Sa vue se brouillait de flashes déments, de scénarios dignes des pires histoires de Stephen King : la quantité incroyable d’imaginaire qu’est capable de débiter le cerveau d’une gamine de treize ans ! Une petite voix qu’elle s’efforçait de repousser en plissant les paupières lui murmurait des tréfonds de l’âme que sa fin approchait, qu’elle allait mourir dans des souffrances inhumaines.

Elle constata soudain la blancheur nacrée de ses doigts, les séismes incontrôlés qui investissaient ses membres et le grand vide qui se déroulait dans son crâne. Les signes ne trompaient pas, l’hypoglycémie contaminait peu à peu son organisme. Une éruption de panique bloqua l’air au seuil de ses poumons. Elle finit par cracher, à s’arracher la gorge, comme après une apnée interminable.

Elle s’efforça de contrôler sa respiration comme le lui avaient enseigné les médecins. Sa maladie l’avait rendue plus mûre que les enfants de son âge, son caractère et sa force psychique s’étaient forgés de chaque victoire arrachée à ses propres faiblesses. Avec précaution, malgré ses tremblements, elle souleva son pull, son tee-shirt et plongea les yeux sur l’écran de la pompe accrochée à sa taille par une ceinture de nylon. L’indicateur de débit clignotait, la cartouche assurant la distribution d’insuline était vide. Il lui restait pourtant huit heures d’autonomie après son départ pour la pharmacie. Comment avait-elle pu rester inconsciente si longtemps ? Le sommeil naturel avait-il relayé son anesthésie ?

À trente minutes près, on l’aurait retrouvée morte, blanche comme l’os.

Appliquant un protocole qu’elle connaissait par cœur, elle détacha de sa ceinture de survie une boîte contenant six seringues prédosées pour sa morphologie et son type de diabète. Elle chercha une zone où piquer l’aiguille sous sa peau – son ventre, ses cuisses et le haut de ses bras n’étaient plus qu’un champ ravagé par des rougeurs et des boursouflures.

L’insuline à action rapide chassa dans la minute le masque de mort qui, déjà, avait rigidifié ses traits. La chaleur diluée empourpra son visage.
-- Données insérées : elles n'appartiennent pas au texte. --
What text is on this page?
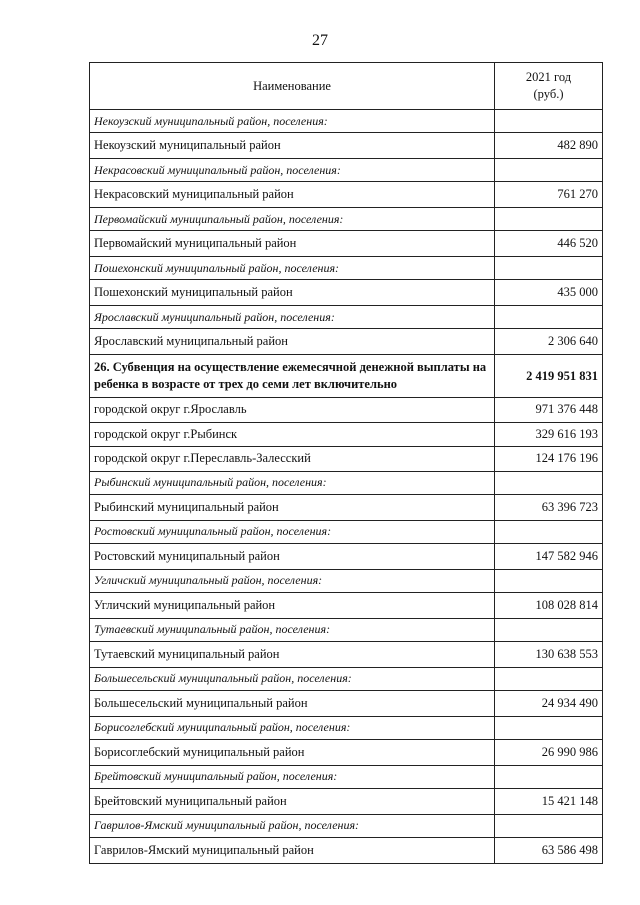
27
Наименование	2021 год
(руб.)
Некоузский муниципальный район, поселения:	
Некоузский муниципальный район	482 890
Некрасовский муниципальный район, поселения:	
Некрасовский муниципальный район	761 270
Первомайский муниципальный район, поселения:	
Первомайский муниципальный район	446 520
Пошехонский муниципальный район, поселения:	
Пошехонский муниципальный район	435 000
Ярославский муниципальный район, поселения:	
Ярославский муниципальный район	2 306 640
26. Субвенция на осуществление ежемесячной денежной выплаты на ребенка в возрасте от трех до семи лет включительно	2 419 951 831
городской округ г.Ярославль	971 376 448
городской округ г.Рыбинск	329 616 193
городской округ г.Переславль-Залесский	124 176 196
Рыбинский муниципальный район, поселения:	
Рыбинский муниципальный район	63 396 723
Ростовский муниципальный район, поселения:	
Ростовский муниципальный район	147 582 946
Угличский муниципальный район, поселения:	
Угличский муниципальный район	108 028 814
Тутаевский муниципальный район, поселения:	
Тутаевский муниципальный район	130 638 553
Большесельский муниципальный район, поселения:	
Большесельский муниципальный район	24 934 490
Борисоглебский муниципальный район, поселения:	
Борисоглебский муниципальный район	26 990 986
Брейтовский муниципальный район, поселения:	
Брейтовский муниципальный район	15 421 148
Гаврилов-Ямский муниципальный район, поселения:	
Гаврилов-Ямский муниципальный район	63 586 498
Dans une autre pochette de cuir, elle puisa une tablette de glucose qu’elle laissa fondre sur sa langue…

La vie fleurit de mille pétales, victorieuse au cœur des chrysanthèmes.

Mais pour combien de temps ? Les cinq doses restantes, ces dix millilitres plus précieux qu’un trésor de diamants, épargneraient son organisme quarante heures au plus, peut-être moins si on ne la nourrissait pas.

Encore quarante heures avant de mourir… Non… Encore quarante heures à vivre !

Le coup de fouet du glucose éperonna ses muscles et arqua son corps. Elle s’arracha du matelas et tambourina sur une porte en bois. Pas de poignée. Arrachée, semblait-il. Non, on ne lui rendrait pas sa liberté. Jamais. On allait la…

Elle tourna brusquement la tête pour réprimer cette idée. Son regard tomba alors sur des irrégularités, au bas des parois. Elle plissa les yeux, refusant de croire ce qu’elle voyait. Ses mâchoires craquèrent de dégoût.